On a late-August Saturday when any number of outdoor joys are beckoning, Teddy Harris Jr. is ensconced in his Highland Park basement. Hundreds of photos of his musical journey are behind him. Tools of his trade are before him: piano, pencils, flute, stacks of sheet music and (in a nod to the times) his computer. There’s a Tuesday big band rehearsal to prepare for, and a bigger show for the jazz festival at Hart Plaza on Sunday. There are orchestrations and arrangements still to complete. A singer will be coming to rehearse a deceptively lovely and tricky tune.
But there is no question about his making the deadline as Harris had made them before, whether for the Supremes or Paul Butterfield or any of his own projects over the years.
Come Sunday, Harris will take the stage leading the grandly titled National Jazz Orchestra of Detroit. It’s a star-studded collection of Detroit and former Detroit musicians spread over several generations; the older musicians are his peers; some of the younger ones are his musical progeny. Teddy Edwards, a California-based musician who spent some formative years in Detroit in the ’40s, will be the featured soloist. A 16-piece string section will augment the 17-piece jazz band and vocalist.

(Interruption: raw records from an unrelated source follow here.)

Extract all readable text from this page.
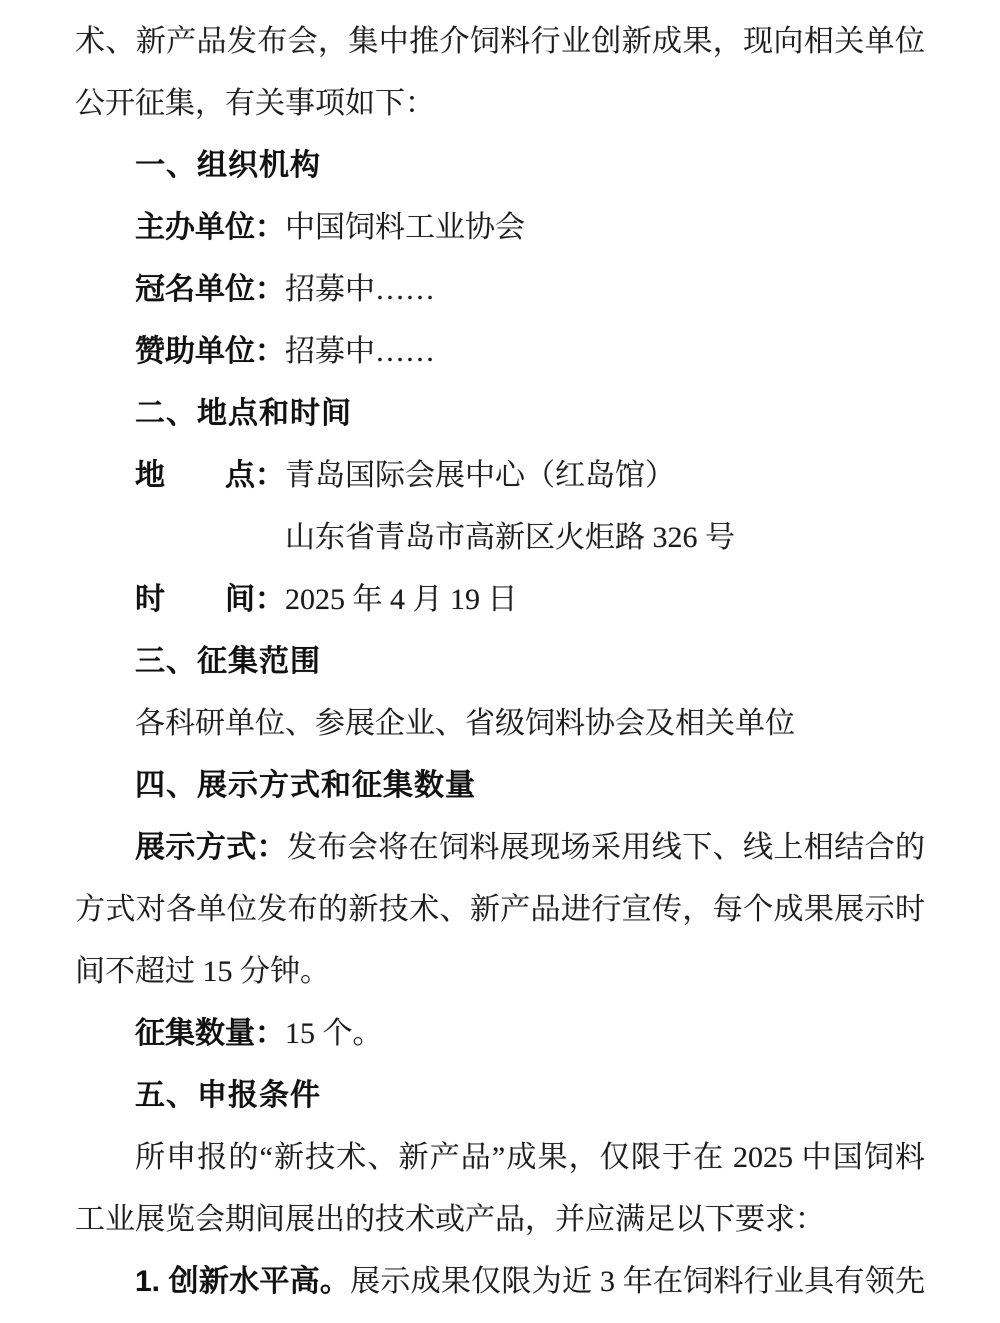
术、新产品发布会，集中推介饲料行业创新成果，现向相关单位
公开征集，有关事项如下：
一、组织机构
主办单位：中国饲料工业协会
冠名单位：招募中……
赞助单位：招募中……
二、地点和时间
地　　点：青岛国际会展中心（红岛馆）
山东省青岛市高新区火炬路 326 号
时　　间：2025 年 4 月 19 日
三、征集范围
各科研单位、参展企业、省级饲料协会及相关单位
四、展示方式和征集数量
展示方式：发布会将在饲料展现场采用线下、线上相结合的
方式对各单位发布的新技术、新产品进行宣传，每个成果展示时
间不超过 15 分钟。
征集数量：15 个。
五、申报条件
所申报的“新技术、新产品”成果，仅限于在 2025 中国饲料
工业展览会期间展出的技术或产品，并应满足以下要求：
1. 创新水平高。展示成果仅限为近 3 年在饲料行业具有领先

And Harris will be the man out front, responsible for shepherding 34 potentially discordant voices into song.
It’s a fitting job for a guy whose odyssey has taken him from Detroit’s fabled jazz joints to studies in Paris, from posh concert houses to the craziness of the Woodstock festival to band rehearsals back in this basement.
It’s a fitting job for a guy who six decades ago, as a precocious 7-year-old, had a musical epiphany a few miles up the street from Hart Plaza at the Paradise Theatre. As recounted in Harris family lore, the curtains opened, the youngster jumped up on his seat, pointed at Duke Ellington on stage and pronounced, “That’s what I want to be.”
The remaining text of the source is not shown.